In the drop test, one input connector 120 is connected to the third load 114, and the output connector 130 is connected to the input connector 120 that connects with the third load 114. The control module 15 controls the switching module 14 to switch the input connector 120 to connect with the first load 110, thereby simulating the removal of a USB device (not shown) from the USB socket 20. Therefore, the voltage recording device 30 can thus record voltage changes of the USB socket 20 in the drop test.

In the droop test, one input connector 120 is connected to the second load 112, the other one input connector 120 is connected to the third load 114, and the output connector 130 is connected to the input connector 120 that connects with the third load 114. The control module 15 controls the switching module 14 to switch the input connector 120 that connects the second load 112 to connect with the first load 110, thereby simulating the removal of a USB device from the USB sockets 20. Therefore, the voltage recording device 30 can thus record voltage changes of the USB socket 20 that connects with the third load 114 in the droop test.

The test device 1 can record voltage changes of the other USB socket(s) 20 of the electronic device 2 in the drop test and the droop test using the way described above.
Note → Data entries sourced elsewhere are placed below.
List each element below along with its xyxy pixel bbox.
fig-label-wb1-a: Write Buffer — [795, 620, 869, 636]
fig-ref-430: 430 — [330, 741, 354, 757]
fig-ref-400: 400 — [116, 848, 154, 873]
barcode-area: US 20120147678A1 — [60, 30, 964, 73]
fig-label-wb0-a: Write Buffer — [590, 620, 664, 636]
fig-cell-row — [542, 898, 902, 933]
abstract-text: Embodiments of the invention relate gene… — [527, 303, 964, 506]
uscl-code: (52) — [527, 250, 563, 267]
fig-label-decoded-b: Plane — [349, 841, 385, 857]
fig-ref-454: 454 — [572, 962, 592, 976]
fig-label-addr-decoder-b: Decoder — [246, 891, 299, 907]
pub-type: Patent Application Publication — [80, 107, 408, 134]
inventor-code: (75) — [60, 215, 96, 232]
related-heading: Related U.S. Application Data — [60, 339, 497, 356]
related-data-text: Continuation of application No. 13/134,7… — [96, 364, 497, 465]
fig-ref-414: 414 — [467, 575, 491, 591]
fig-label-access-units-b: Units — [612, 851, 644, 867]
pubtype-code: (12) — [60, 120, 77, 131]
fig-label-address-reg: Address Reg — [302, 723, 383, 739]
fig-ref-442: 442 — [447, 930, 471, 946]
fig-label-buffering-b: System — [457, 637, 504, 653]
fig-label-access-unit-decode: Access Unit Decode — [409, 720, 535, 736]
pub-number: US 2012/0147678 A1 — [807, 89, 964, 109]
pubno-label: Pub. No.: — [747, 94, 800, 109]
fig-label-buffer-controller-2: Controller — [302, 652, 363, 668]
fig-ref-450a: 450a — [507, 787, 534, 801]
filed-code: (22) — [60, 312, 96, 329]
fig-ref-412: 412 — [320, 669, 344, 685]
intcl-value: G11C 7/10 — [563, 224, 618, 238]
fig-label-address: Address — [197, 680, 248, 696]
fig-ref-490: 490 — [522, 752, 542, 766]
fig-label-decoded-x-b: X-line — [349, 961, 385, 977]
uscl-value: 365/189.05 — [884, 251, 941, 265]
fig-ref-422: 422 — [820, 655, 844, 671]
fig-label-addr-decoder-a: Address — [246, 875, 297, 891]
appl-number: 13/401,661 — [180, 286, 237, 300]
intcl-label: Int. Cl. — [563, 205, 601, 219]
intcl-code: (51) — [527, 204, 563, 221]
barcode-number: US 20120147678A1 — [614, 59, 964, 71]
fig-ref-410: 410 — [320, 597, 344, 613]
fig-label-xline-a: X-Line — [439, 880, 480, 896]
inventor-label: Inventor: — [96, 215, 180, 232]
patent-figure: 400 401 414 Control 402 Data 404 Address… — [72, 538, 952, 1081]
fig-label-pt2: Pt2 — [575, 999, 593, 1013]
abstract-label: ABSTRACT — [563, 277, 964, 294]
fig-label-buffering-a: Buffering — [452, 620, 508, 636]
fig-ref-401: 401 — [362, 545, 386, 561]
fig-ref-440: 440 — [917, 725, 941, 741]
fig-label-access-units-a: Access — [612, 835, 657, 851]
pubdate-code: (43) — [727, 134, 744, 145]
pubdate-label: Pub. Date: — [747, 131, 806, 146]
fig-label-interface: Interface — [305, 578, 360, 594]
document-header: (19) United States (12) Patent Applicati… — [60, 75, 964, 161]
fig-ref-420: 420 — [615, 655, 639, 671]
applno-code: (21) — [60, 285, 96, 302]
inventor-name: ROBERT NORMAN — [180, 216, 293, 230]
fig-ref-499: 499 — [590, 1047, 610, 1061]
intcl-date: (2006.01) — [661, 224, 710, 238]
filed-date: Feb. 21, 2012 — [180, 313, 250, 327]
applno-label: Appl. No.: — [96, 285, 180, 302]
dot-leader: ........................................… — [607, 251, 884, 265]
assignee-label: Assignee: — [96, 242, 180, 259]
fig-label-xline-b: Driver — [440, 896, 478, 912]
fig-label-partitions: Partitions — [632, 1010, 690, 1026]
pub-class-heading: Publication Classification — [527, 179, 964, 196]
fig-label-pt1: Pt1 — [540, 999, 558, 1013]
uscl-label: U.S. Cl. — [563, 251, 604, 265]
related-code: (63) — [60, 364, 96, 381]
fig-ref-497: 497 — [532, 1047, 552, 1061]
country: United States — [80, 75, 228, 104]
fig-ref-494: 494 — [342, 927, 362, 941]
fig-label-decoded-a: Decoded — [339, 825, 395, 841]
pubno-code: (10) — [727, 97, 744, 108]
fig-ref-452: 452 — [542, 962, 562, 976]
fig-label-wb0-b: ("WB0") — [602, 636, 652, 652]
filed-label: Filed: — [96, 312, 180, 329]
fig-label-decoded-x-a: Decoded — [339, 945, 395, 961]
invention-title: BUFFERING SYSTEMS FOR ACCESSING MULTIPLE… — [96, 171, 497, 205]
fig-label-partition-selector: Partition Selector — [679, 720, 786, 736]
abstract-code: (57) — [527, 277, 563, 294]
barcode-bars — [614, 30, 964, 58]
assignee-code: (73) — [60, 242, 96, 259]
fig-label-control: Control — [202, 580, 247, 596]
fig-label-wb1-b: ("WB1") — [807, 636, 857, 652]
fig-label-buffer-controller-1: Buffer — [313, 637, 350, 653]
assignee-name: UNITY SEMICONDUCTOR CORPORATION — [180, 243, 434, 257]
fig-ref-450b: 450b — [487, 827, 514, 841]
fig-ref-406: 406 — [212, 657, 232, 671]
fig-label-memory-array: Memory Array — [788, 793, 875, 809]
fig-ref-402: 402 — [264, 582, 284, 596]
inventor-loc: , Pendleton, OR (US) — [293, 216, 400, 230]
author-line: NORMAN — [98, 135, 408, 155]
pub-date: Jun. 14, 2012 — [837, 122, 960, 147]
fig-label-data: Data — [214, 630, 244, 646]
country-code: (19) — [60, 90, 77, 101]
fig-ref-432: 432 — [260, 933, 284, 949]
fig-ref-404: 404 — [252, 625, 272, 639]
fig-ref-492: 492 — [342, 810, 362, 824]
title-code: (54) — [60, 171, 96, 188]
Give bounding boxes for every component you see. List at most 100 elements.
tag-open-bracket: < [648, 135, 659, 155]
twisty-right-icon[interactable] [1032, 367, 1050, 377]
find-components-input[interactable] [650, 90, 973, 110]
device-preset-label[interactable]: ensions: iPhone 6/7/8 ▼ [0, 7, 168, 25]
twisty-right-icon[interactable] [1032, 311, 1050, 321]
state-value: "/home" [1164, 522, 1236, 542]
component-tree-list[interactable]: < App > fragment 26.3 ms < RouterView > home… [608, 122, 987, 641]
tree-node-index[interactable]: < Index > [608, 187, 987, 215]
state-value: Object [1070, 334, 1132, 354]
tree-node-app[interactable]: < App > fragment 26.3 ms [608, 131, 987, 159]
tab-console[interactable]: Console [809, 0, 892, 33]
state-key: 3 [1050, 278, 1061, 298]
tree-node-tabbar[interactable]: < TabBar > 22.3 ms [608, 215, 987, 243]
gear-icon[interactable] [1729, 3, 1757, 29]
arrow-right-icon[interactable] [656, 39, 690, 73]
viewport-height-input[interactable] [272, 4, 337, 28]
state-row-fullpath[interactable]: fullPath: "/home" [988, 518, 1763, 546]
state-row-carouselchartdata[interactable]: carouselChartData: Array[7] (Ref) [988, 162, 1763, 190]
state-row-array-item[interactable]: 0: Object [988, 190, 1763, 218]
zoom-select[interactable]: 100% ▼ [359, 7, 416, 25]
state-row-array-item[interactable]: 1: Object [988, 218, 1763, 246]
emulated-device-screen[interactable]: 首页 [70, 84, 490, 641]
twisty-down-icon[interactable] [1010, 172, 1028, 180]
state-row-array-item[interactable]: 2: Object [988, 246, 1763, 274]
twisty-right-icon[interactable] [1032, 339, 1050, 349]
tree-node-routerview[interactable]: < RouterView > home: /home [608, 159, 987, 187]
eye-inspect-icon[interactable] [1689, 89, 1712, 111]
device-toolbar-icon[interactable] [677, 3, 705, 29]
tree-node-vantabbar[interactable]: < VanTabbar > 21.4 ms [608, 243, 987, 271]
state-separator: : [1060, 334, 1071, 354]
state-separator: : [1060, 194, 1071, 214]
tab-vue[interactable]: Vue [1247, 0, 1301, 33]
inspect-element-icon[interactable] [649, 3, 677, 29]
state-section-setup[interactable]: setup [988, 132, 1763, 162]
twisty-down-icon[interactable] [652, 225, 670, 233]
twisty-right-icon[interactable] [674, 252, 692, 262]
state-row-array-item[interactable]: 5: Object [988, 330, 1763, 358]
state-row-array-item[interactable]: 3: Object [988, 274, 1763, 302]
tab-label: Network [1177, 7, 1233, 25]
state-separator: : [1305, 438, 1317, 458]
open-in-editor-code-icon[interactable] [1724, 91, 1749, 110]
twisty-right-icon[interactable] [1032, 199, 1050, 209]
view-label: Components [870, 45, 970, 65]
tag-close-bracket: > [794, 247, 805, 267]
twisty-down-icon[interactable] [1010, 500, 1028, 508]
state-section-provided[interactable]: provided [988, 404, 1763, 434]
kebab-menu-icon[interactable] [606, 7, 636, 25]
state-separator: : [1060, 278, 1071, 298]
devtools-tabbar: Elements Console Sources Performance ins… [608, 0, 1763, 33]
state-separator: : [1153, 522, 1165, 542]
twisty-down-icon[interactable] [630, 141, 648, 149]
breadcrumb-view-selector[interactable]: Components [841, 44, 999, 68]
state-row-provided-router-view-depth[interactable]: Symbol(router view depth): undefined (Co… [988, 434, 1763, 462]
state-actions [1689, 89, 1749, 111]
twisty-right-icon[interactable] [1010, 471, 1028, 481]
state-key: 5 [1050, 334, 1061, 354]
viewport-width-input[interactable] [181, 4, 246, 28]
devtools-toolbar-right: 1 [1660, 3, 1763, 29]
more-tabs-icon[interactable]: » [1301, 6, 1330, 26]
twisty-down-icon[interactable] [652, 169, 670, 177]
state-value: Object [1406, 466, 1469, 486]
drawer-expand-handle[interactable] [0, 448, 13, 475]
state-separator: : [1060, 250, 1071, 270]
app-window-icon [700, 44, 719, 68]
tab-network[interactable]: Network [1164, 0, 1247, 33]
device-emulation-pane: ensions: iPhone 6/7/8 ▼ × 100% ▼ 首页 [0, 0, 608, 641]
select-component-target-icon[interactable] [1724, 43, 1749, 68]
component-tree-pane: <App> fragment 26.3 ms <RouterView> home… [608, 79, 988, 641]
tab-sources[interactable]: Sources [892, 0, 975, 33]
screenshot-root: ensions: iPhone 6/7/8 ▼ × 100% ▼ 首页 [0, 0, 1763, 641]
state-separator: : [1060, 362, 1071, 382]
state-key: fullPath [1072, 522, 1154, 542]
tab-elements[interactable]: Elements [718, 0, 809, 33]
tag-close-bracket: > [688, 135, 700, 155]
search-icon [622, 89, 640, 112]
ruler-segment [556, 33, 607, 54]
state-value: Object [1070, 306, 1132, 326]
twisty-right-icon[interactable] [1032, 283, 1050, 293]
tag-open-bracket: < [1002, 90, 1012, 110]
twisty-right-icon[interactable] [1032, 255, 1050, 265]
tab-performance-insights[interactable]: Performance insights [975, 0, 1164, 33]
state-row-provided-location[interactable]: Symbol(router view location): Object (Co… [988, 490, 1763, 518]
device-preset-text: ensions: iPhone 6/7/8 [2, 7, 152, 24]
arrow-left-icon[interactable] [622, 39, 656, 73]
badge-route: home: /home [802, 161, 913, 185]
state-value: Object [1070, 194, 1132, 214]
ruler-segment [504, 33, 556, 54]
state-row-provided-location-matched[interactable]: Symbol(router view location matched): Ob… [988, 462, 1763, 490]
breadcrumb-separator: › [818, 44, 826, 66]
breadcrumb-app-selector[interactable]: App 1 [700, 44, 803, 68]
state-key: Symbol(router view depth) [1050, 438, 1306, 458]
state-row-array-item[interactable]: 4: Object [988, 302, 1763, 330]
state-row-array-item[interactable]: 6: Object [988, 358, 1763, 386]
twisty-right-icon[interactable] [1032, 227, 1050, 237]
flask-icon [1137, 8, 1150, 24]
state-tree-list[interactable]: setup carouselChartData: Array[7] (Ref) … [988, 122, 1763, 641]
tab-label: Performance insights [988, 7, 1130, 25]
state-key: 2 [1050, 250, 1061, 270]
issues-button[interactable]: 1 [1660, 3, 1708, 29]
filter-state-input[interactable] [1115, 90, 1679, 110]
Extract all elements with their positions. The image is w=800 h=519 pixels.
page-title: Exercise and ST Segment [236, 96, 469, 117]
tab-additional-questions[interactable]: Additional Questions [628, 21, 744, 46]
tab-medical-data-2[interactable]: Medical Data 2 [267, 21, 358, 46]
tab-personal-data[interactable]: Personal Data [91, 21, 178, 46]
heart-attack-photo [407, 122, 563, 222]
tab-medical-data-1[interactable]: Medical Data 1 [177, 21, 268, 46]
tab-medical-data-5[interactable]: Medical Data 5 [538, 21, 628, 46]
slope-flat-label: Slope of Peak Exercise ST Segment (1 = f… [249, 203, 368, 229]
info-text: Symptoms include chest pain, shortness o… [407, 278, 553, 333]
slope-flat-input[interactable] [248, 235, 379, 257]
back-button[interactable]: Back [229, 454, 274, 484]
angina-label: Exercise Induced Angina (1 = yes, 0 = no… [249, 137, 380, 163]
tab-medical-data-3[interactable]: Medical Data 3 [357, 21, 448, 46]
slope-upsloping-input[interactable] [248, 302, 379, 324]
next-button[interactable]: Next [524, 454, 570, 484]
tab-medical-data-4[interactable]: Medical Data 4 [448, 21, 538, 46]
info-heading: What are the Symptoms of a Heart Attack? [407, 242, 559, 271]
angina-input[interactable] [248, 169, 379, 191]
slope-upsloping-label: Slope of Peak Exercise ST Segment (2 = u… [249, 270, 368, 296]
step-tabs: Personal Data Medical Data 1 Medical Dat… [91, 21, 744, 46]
Thus, the voltage recording device 3 can obtain voltage changes of all the USB sockets 20 in the drop test and the droop test.

While various embodiments have been described and illustrated, the disclosure is not to be constructed as being limited thereto. Various modifications can be made to the embodiments by those skilled in the art without departing from the true spirit and scope of the disclosure as defined by the appended claims.

Claims

1. A test device connected to an electronic device with at least one USB socket, the test device comprising:

a load module comprising an negligible load and a heavy load;

an input module comprising at least one input connector connected to the at least one USB socket of the electronic device, the at least one input connector being switchably connected to one of the negligible load and the heavy load;

an output module comprising at least one output connector switchably connected to one of the at least one input connector;

a switching module configured to switch a connection between the input connector and the load module, and the connection between the at least one output connector and the at least one input connector; and

a control module configured to control the switching module to switch the connections.

2. The test device as described in claim 1, wherein when the at least one input connector is connected to the heavy load, the current through the heavy load is about 500 mA.

3. The test device as described in claim 1, wherein the load module further comprises a light load, and when the at least one input connector is connected to the light load, the current through the light load is about 100 mA.